20. ТРЕТЬЯ РЕСПУБЛИКА
Сто лет назад, немного раньше,
Круша дома, кружа умы,
Здесь проходила великанша
На битву с чучелами тьмы.
Она влекла людей не пудрой,
Не блеском роб и куафюр,
Когда на площадях под утро
Толклись колеса смертных фур;
Когда от крепких поговорок,
Жары и ненависти жгло
В гортанях, и прицел был зорок,
И были сабли наголо.
Но вот над шипром и бензином,
Над воздухом ничтожных слав,
Каким-то стихнувшим разиням
Свой воспаленный взор послав,
Сжав зубы, мускулы напружив,
Встает из пепла и вранья,
Гравюр, и мраморов, и кружев,
Париж, любимица твоя!
Со дна морей, песков Кайенны,
Контор, комендатур, казарм
Доносится раскат военный,
Гудит далекое «Aux armes!» [57]
Гражданка, собственно, и в прозе
Могла б ответить на вопрос —
О, не метафорой предгрозья,
А гулом настоящих гроз.
Но, разбудив умы — вот горе! —
И реставрировав дома,
Она меж прочих аллегорий
Столь же беспола и нема.
Литую шкуру леопарда
Скрепил навек литой аграф.
Гражданский кодекс Бонапарта
Расплющил гнев священных прав.
Над белизной жилетов фрачных
И лоском лысин вознесен
Ночей девических и брачных
Восьмидесятилетний сон.
Мегера смерти не торопит,
Толстеет, пьет аперитив,
Сантимы тратит, франки копит,
Банк лондонский опередив.
Мегера. Фурия. Горгона.
Всё это, собственно, слова…
От якобинского жаргона
Пускай не пухнет голова!
Да и не надо головы ей:
На манекене, как желе,
Трясутся складки жировые
И груди — ядер тяжелей.
Оркестры негров бьют крапивой
И нервы мертвых вьют в жгуты —
Во славу этой нестроптивой,
Давно не жгучей наготы.
21. БУЛЬВАР СЕН-МИШЕЛЬ
Здесь, в серой тесноте Латинского квартала… —
Так я хотел начать. Но старость этих стен
Сильна в схоластике. Она отбормотала
Давно всё, что могла, по части всех систем.

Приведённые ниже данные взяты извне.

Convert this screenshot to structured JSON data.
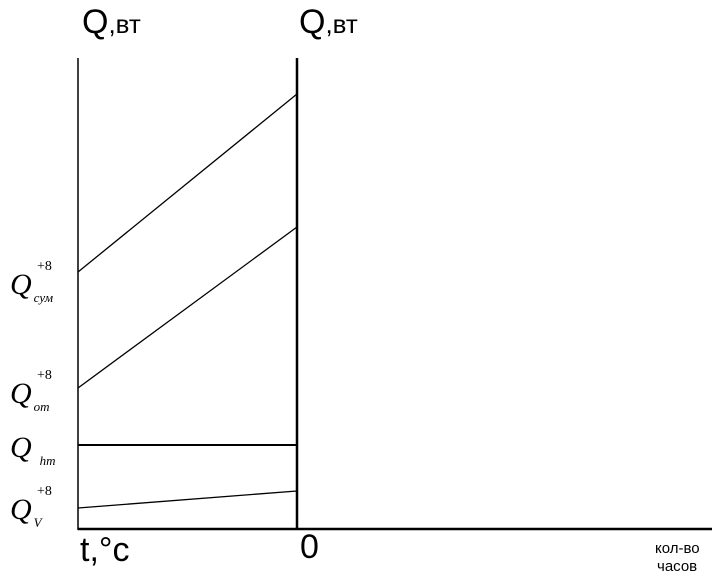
{
  "axes": {
    "left_y_title_main": "Q",
    "left_y_title_unit": ",вт",
    "right_y_title_main": "Q",
    "right_y_title_unit": ",вт",
    "left_x_label": "t,°c",
    "origin_label": "0",
    "right_x_label_line1": "кол-во",
    "right_x_label_line2": "часов"
  },
  "levels": [
    {
      "symbol": "Q",
      "subscript": "сум",
      "superscript": "+8"
    },
    {
      "symbol": "Q",
      "subscript": "от",
      "superscript": "+8"
    },
    {
      "symbol": "Q",
      "subscript": "hm",
      "superscript": ""
    },
    {
      "symbol": "Q",
      "subscript": "V",
      "superscript": "+8"
    }
  ],
  "colors": {
    "line": "#000000",
    "background": "#ffffff"
  }
}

Здесь висельник Вийон шептал за кружкой пенной
Распутные стихи сорбоннским школярам.
Здесь, может быть, Бальзак, мрачнея постепенно,
Распутывал ходы житейских дрязг и драм.
Здесь было почему не спать ночей. И время
Для воспаленных глаз бессонницы росло,
До хруста сжатое Декартом в теореме,
Чтобы упасть без чувств, как исповедь Руссо.
Здесь… Но постой! Вернись к дыханью этой скуки,
В междуязычный гам, в международный шлак.
Хлыщей потасканных прельщают потаскухи.
Под ветром плещется трехцветный старый флаг.
И вот едят и пьют. Ползут в музеи. Лезут
На вышку Эйфеля. Болеют и блюют.
Вдыхают пудру, пыль и пепел «Марсельезы»,
Блуд мировых ревю, размер валют и блюд.
А может быть, затем и шла раскачка истин,
Стук ставок и костей, швыряемых в ничто,
Чтоб мир обугленный был юным ненавистен
И глухо отступал пред всяческой мечтой…
Но столько вышины и воздуха, вспоенных
Смертями стольких слав, — и тут, и там, и над…
Так, может, для того и вешали Вийонов,
Чтоб этот висельник сосал свой ситронад!
вернуться
57
«К оружию!» (Франц.). — Ред.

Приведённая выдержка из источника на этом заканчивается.